Nel suo intervento, dal titolo “Secolarismo: quel è il significato dell’essere umano?”, S.E. Mons. Philip Egan, vescovo di Portsmouth, Inghilterra, ha affrontato il tema del secolarismo e le sue implicanze per l’antropologia: esso “si basa su un’antropologia imperfetta che non può portare a un’autentica fioritura umana”.
Dopo un excursus storico sul concetto di secolarismo, visto più come un atteggiamento che come un sistema di pensiero, che consiste nel vivere la vita orizzontalmente, senza Dio e senza la dimensione verticale della religione, relegando quest’ultima alla sfera privata, il presule dimostra quanto esso sia “imperfetto, insostenibile e alla fine distruttivo per la prosperità umana.
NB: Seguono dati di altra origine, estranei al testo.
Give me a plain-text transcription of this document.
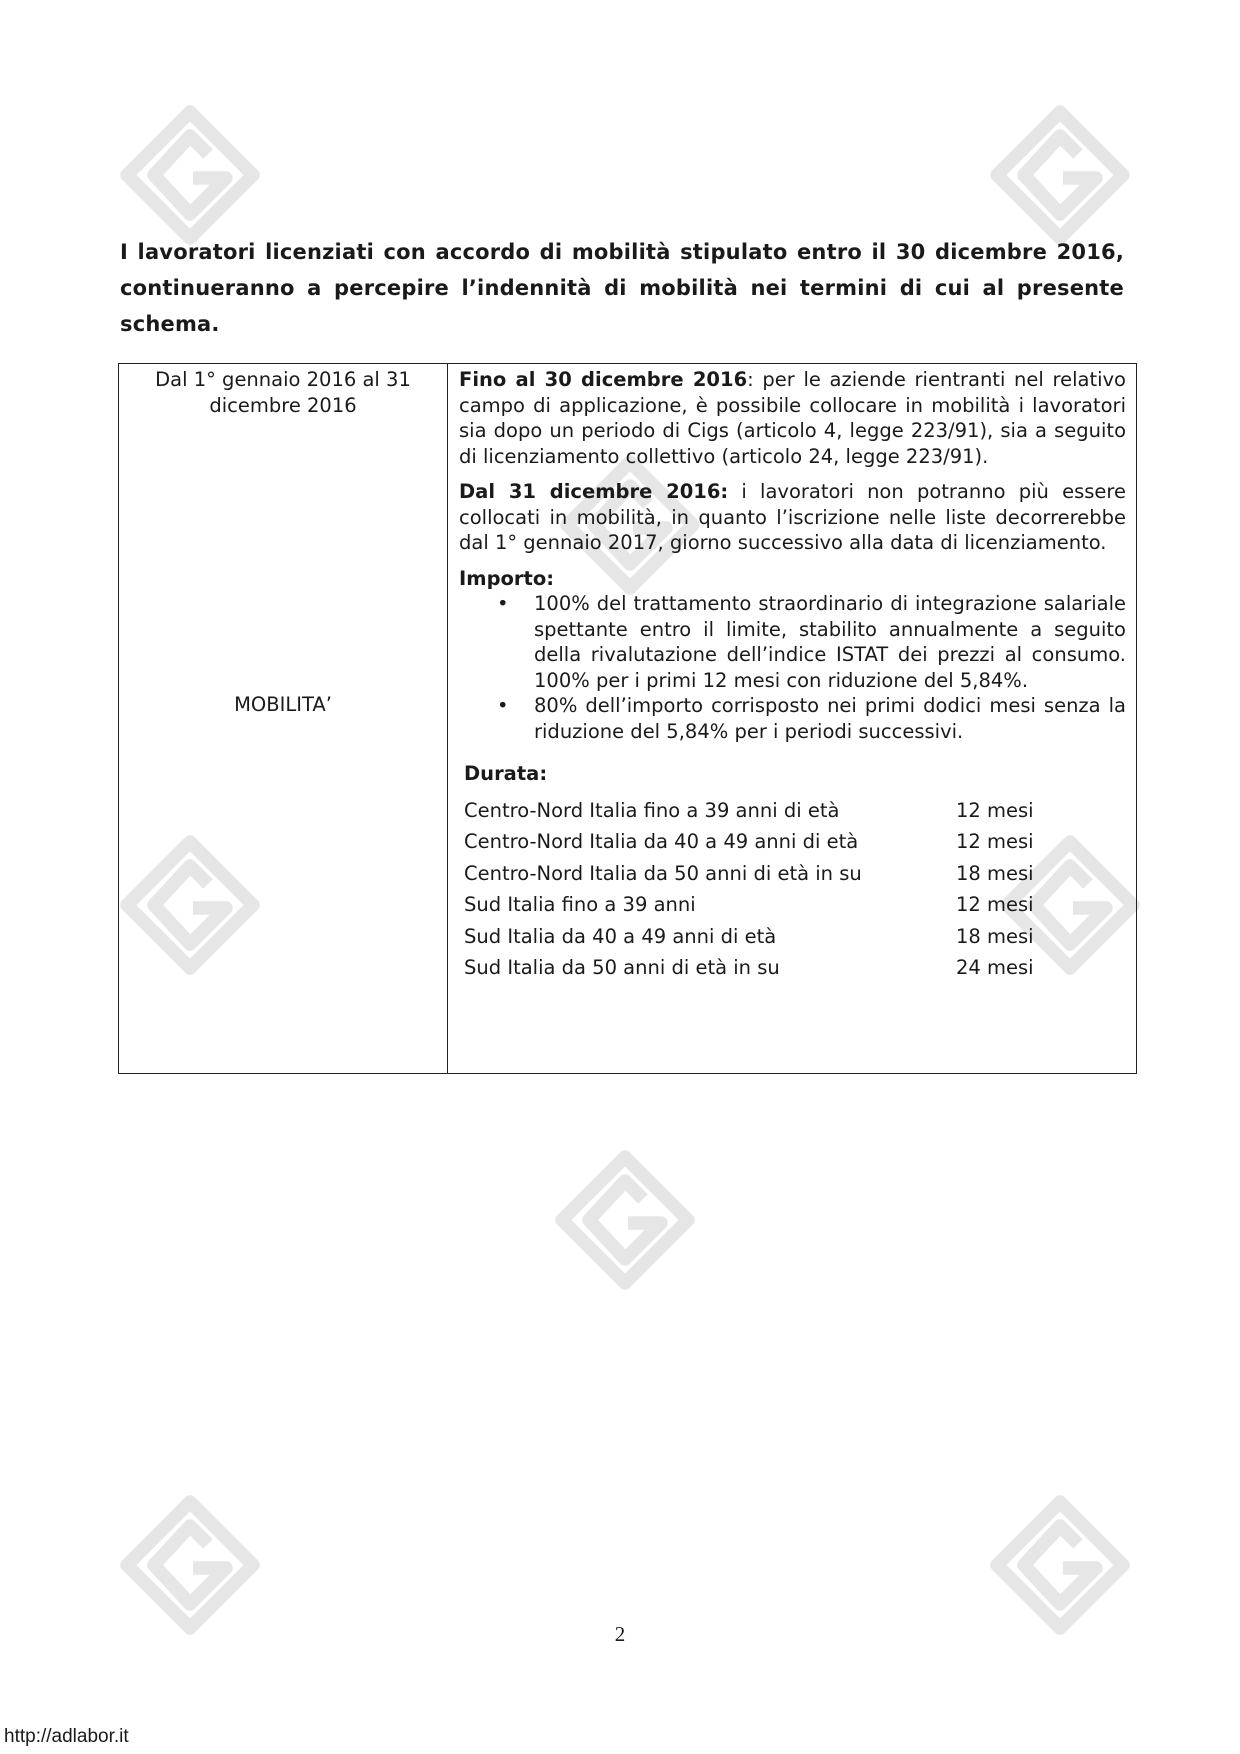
I lavoratori licenziati con accordo di mobilità stipulato entro il 30 dicembre 2016,

continueranno a percepire l’indennità di mobilità nei termini di cui al presente schema.

Dal 1° gennaio 2016 al 31 dicembre 2016
MOBILITA’

Fino al 30 dicembre 2016: per le aziende rientranti nel relativo campo di applicazione, è possibile collocare in mobilità i lavoratori sia dopo un periodo di Cigs (articolo 4, legge 223/91), sia a seguito di licenziamento collettivo (articolo 24, legge 223/91).

Dal 31 dicembre 2016: i lavoratori non potranno più essere collocati in mobilità, in quanto l’iscrizione nelle liste decorrerebbe dal 1° gennaio 2017, giorno successivo alla data di licenziamento.

Importo:

• 100% del trattamento straordinario di integrazione salariale spettante entro il limite, stabilito annualmente a seguito della rivalutazione dell’indice ISTAT dei prezzi al consumo. 100% per i primi 12 mesi con riduzione del 5,84%.
• 80% dell’importo corrisposto nei primi dodici mesi senza la riduzione del 5,84% per i periodi successivi.

Durata:

Centro-Nord Italia fino a 39 anni di età	12 mesi
Centro-Nord Italia da 40 a 49 anni di età	12 mesi
Centro-Nord Italia da 50 anni di età in su	18 mesi
Sud Italia fino a 39 anni	12 mesi
Sud Italia da 40 a 49 anni di età	18 mesi
Sud Italia da 50 anni di età in su	24 mesi
2
http://adlabor.it
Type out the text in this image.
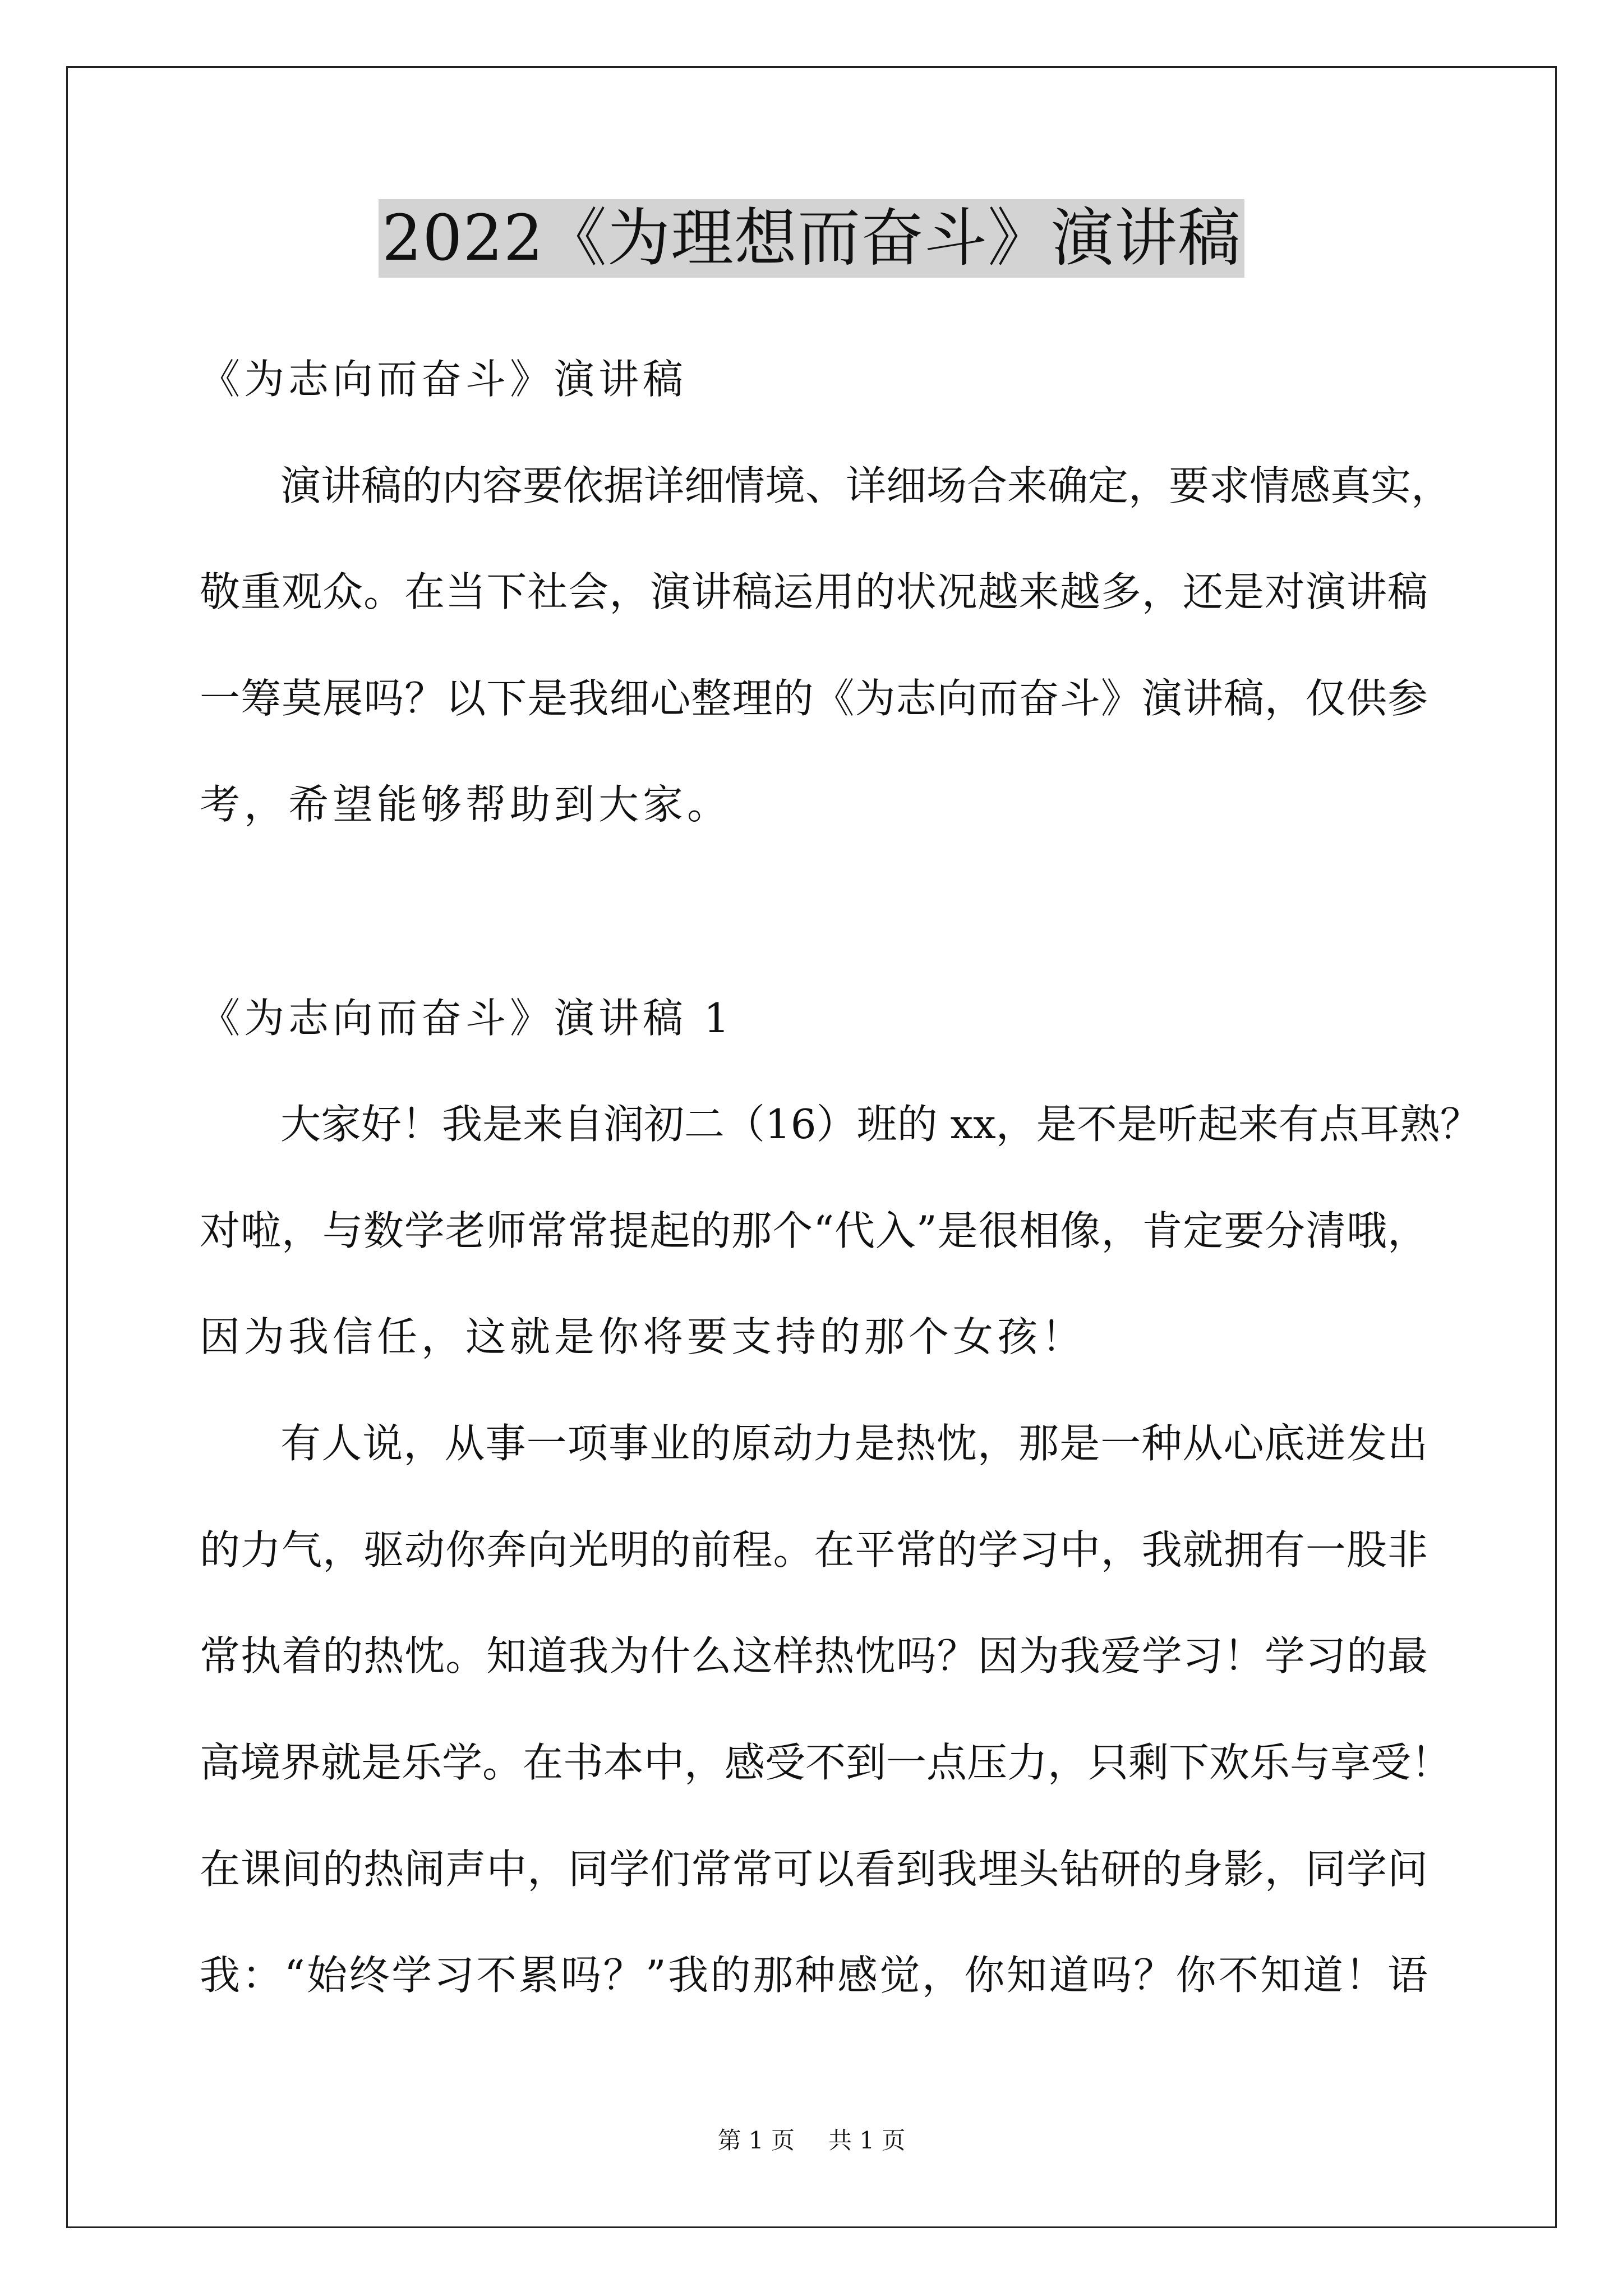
2022《为理想而奋斗》演讲稿
《为志向而奋斗》演讲稿
演讲稿的内容要依据详细情境、详细场合来确定，要求情感真实，
敬重观众。在当下社会，演讲稿运用的状况越来越多，还是对演讲稿
一筹莫展吗？以下是我细心整理的《为志向而奋斗》演讲稿，仅供参
考，希望能够帮助到大家。
《为志向而奋斗》演讲稿 1
大家好！我是来自润初二（16）班的 xx，是不是听起来有点耳熟？
对啦，与数学老师常常提起的那个“代入”是很相像，肯定要分清哦，
因为我信任，这就是你将要支持的那个女孩！
有人说，从事一项事业的原动力是热忱，那是一种从心底迸发出
的力气，驱动你奔向光明的前程。在平常的学习中，我就拥有一股非
常执着的热忱。知道我为什么这样热忱吗？因为我爱学习！学习的最
高境界就是乐学。在书本中，感受不到一点压力，只剩下欢乐与享受！
在课间的热闹声中，同学们常常可以看到我埋头钻研的身影，同学问
我：“始终学习不累吗？”我的那种感觉，你知道吗？你不知道！语
第 1 页 共 1 页
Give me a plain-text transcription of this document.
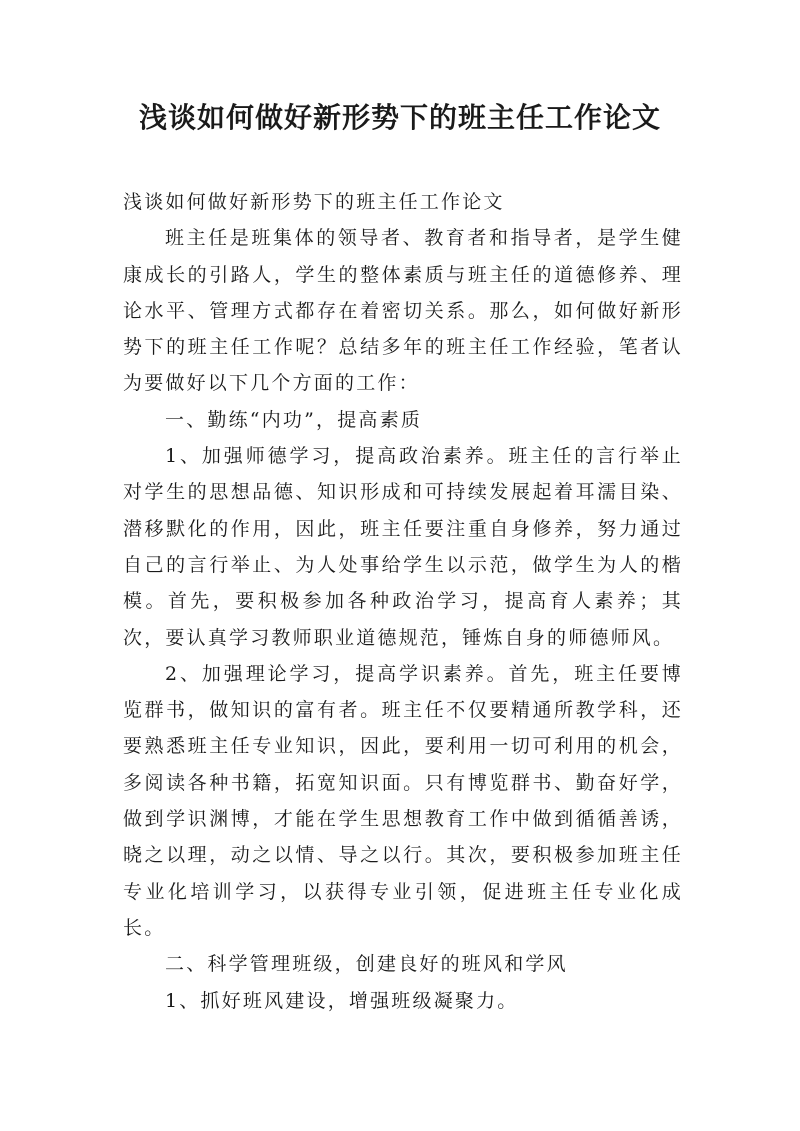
浅谈如何做好新形势下的班主任工作论文

浅谈如何做好新形势下的班主任工作论文

班主任是班集体的领导者、教育者和指导者，是学生健康成长的引路人，学生的整体素质与班主任的道德修养、理论水平、管理方式都存在着密切关系。那么，如何做好新形势下的班主任工作呢？总结多年的班主任工作经验，笔者认为要做好以下几个方面的工作：

一、勤练“内功”，提高素质

1、加强师德学习，提高政治素养。班主任的言行举止对学生的思想品德、知识形成和可持续发展起着耳濡目染、潜移默化的作用，因此，班主任要注重自身修养，努力通过自己的言行举止、为人处事给学生以示范，做学生为人的楷模。首先，要积极参加各种政治学习，提高育人素养；其次，要认真学习教师职业道德规范，锤炼自身的师德师风。

2、加强理论学习，提高学识素养。首先，班主任要博览群书，做知识的富有者。班主任不仅要精通所教学科，还要熟悉班主任专业知识，因此，要利用一切可利用的机会，多阅读各种书籍，拓宽知识面。只有博览群书、勤奋好学，做到学识渊博，才能在学生思想教育工作中做到循循善诱，晓之以理，动之以情、导之以行。其次，要积极参加班主任专业化培训学习，以获得专业引领，促进班主任专业化成长。

二、科学管理班级，创建良好的班风和学风

1、抓好班风建设，增强班级凝聚力。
Si fonda su un errore teologico, la negazione di Dio e il vivere come se Dio non esistesse. Rimuovendo la religione dalla vita quotidiana, il secolarismo priva le persone delle risorse spirituali di cui hanno bisogno”.
Il secolarismo, poi, “disconnette erroneamente la moralità dalla religione. La religione fonda l’etica e così una perdita di religione dissolve le basi della moralità. Senza la religione e la legge naturale, emergono nuovi concetti di giusto e sbagliato, di sessualità e vita familiare, di dignità e valore della vita umana”.
E ancora, “la disconnessione tra moralità e religione, a sua volta, mina il sociale portando all’individualismo e alla ‘dittatura del relativismo’. Il relativismo è la visione che la verità è relativa: ciò che è vero per te non è vero per me. Poiché la verità non ha alcun fondamento nella religione o nella legge naturale, dipende da ciò che penso o sento”.
Gli effetti di una tale ideologia sono molti, incluso lo spostamento verso l’individualismo e il relativismo, così come l’adozione dello scientismo e la convinzione che tutti i bisogni umani possano essere soddisfatti dalla materia.
La pandemia da COVID ha contribuito a mettere in luce i limiti del secolarismo e la complessità e profondità dei bisogni dell’uomo al di là del materiale. Essa “ha indotto le persone a rivedere le proprie priorità e valori, il significato della vita e della morte, il ruolo della religione. La cura dei poveri, la cura dei malati e degli anziani e il futuro dei giovani sono diventati centrali”.
“La risposta più efficace della Chiesa al secolarismo – ha concluso mons. Egan – è sicuramente la nuova evangelizzazione invocata da Papa Giovanni Paolo II, un’evangelizzazione ‘nuova nel suo ardore, nuova nei suoi metodi e nuova nella sua espressione’. I credenti stessi hanno bisogno di un rinnovato ardore, di una nuova passione per Cristo, in modo che possano protendersi naturalmente nel servizio e nella missione verso gli altri. Ciò include nuovi metodi, nuovi modi di comunicare il Vangelo, l’uso di nuovi media, nuova arte e nuovi approcci. La nuova evangelizzazione non è un programma o una forma di catechesi; si tratta di consentire agli altri di avere un incontro trasformante con la Persona di Gesù Cristo nel suo Corpo Chiesa, soprattutto nella Santa Eucaristia”.
Dopo il dibattito avuto con entrambi i relatori, l’incontro è terminato con le osservazioni conclusive di S.E. Mons. Leo Cushley, Arcivescovo di St Andrews ed Edimburgo, Scozia, e Presidente della Commissione Famiglia e Vita del CCEE, che ha anche guidato i partecipanti in un momento di preghiera.